SERVER1\SQL_SERVER1 

versuchs erstmal mit der IP Adresse 

welche URL nimmst du?


----------



## Zweistein (26. Okt 2004)

Netzwerk-Verbindung ist ok: ping auf Server1 (=192.1.1.254) funktioniert.
Der Port ist der Default-Port (1433) und wurde auch nicht verändert.
Benutzername und Kennwort (Passwort) sind auch Ok.
Ich habs versucht mit 192.1.1.254.
Ich habs versucht mit SERVER1.
Ich habs versucht mit SQL_SERVER1.
und natürlich auch mit SERVER1\\SQL_SERVER1 (=SERVER1\SQL_SERVER1).

Was bedeutet hostname?
a) Die IP-Adresse (oder Name) des PCs, aber welche Instanz des SQL-Servers nimmt er dann?
b) Die Instanz des SQL-Servers (SQL_SERVER1), aber wie findet er dann den Rechner dieser Instance?
c) Die Kombination beider Parameter (SERVER1\SQL_SERVER1)
d) oder irgend ein anderer Name der nicht zu finden ist.

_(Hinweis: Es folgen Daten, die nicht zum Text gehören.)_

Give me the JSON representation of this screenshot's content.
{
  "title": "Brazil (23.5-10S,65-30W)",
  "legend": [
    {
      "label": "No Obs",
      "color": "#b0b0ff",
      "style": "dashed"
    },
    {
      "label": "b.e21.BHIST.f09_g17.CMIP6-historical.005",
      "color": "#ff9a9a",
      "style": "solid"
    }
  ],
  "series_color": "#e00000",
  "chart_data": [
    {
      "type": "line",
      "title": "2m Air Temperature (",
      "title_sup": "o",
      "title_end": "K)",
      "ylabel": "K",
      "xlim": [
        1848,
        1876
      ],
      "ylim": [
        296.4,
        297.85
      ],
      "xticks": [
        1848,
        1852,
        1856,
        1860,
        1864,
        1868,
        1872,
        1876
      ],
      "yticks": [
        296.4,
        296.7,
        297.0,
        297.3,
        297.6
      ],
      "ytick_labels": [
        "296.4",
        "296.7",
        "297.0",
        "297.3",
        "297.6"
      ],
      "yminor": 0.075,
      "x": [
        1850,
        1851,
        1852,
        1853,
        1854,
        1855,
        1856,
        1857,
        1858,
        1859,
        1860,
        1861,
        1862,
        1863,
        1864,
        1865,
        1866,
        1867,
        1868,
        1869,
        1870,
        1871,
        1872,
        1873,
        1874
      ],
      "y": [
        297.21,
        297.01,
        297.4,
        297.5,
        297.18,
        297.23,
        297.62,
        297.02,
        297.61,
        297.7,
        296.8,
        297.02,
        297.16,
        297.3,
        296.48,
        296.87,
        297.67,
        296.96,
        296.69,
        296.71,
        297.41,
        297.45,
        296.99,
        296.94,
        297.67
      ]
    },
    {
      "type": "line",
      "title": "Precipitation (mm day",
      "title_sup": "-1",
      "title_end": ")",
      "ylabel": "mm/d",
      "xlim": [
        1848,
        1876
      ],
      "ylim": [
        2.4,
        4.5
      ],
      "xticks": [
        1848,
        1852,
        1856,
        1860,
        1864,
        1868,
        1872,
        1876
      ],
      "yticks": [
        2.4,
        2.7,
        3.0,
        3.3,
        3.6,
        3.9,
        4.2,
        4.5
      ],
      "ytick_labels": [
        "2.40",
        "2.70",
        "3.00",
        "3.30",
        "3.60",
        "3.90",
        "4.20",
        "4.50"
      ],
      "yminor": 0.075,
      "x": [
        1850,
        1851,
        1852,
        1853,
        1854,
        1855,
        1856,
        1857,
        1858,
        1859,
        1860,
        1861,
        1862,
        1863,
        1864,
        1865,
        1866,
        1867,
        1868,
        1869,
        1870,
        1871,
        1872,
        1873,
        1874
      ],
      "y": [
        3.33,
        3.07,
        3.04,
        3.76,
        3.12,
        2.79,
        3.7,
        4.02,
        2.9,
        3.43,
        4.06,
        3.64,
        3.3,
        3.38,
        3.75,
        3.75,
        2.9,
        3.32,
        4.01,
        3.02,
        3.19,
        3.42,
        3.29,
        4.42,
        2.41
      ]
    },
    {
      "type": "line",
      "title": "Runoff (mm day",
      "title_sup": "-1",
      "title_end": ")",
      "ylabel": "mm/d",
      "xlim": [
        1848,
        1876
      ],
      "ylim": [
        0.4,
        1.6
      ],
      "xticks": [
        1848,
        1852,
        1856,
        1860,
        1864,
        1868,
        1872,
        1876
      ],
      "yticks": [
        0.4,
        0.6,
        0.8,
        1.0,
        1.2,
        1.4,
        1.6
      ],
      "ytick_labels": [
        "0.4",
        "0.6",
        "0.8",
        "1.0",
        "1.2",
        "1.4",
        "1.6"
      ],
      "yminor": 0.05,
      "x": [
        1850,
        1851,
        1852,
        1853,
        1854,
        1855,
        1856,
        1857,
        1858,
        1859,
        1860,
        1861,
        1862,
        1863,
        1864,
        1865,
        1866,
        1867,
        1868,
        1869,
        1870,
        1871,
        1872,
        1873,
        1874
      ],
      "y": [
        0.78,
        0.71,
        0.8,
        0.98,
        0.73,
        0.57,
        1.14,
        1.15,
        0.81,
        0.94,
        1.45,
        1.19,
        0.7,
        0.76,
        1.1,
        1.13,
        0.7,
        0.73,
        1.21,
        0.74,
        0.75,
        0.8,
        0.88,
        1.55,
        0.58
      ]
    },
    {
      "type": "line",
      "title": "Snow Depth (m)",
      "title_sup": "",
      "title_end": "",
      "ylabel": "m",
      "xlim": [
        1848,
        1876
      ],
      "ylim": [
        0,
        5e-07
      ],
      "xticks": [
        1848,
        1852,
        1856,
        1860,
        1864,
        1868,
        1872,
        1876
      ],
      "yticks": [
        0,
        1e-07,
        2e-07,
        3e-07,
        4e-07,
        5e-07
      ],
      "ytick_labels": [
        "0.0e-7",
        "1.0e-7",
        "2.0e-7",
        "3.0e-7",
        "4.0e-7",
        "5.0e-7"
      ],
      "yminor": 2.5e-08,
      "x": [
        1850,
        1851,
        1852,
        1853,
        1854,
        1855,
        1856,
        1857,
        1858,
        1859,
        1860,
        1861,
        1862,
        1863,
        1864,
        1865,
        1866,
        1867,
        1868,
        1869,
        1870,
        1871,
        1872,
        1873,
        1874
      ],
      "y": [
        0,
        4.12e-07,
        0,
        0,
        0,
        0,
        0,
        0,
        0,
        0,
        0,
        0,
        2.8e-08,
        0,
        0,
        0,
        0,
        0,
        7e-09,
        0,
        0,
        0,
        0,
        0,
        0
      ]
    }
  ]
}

Ich habe erfolgreiche JDBC-Verbindungen mit Sybase Anywhere, Oracle und SAP-Datenbanken hergestellt.
Aber mit Microsoft scheint es trotz richtiger Treiber (2 verschiedene probiert) nicht zu klappen.


----------



## Bleiglanz (27. Okt 2004)

egal welchen treiber du nimmst, als host nimmt man normalerweise

SERVER1 oder die IP

die Instanz (bei dir SQL_SERVER1) spielt dabei erst mal keine Rolle, die wird normalerweise in der URL angegeben

ist das die DefaultInstanz auf dem SERVER1? ist es die einzige Instanz auf dem SERVER1? dann kannst du sie weglassen, wenn nicht musst du in die Doku für deinen Treiber schauen, wie die URL genau aufgebaut werden muss!


----------



## Bleiglanz (27. Okt 2004)

>>Error establishing socket. 

Frage: kannst du mit ACCESS auf dem Client auf die Datenbank zugreifen? Vielleicht sind die Netzwerkeinstellungen des SQL-Servers nicht richtig??


----------



## Guest (27. Okt 2004)

Ich kann mit c# auf die Datenbank (bzw. Parallel-Datenbank auf der gleichen Instance) zugreifen.
Mit dem Enterprise-Manager und Dataarchitekt (über ODBC) kann ich auf diese Datenbank zugreifen.
Ich hab nur eine Instance auf diesem Server.
URL=jdbc:microsoft:sqlserver://192.1.1.254:1433/AU


----------



## Bleiglanz (27. Okt 2004)

welchen treiber nimmst du eigentlich?

ich verwende jdts und es funktioniert genau so, mit folgender jar:

jtds-0.9-rc2.jar


----------



## Zweistein (27. Okt 2004)

Zuerst habe den Treiber net.avenir.jdbc3.Driver probiert.
Danach den von Microsoft: com.microsoft.jdbc.sqlserver.SQLServerDriver
und nun den in jtds-0.9-rc2.jar (net.sourceforge.jtds.jdbc.Driver, URL=jdbc:jtds:sqlserver://192.1.1.254:1433/AU).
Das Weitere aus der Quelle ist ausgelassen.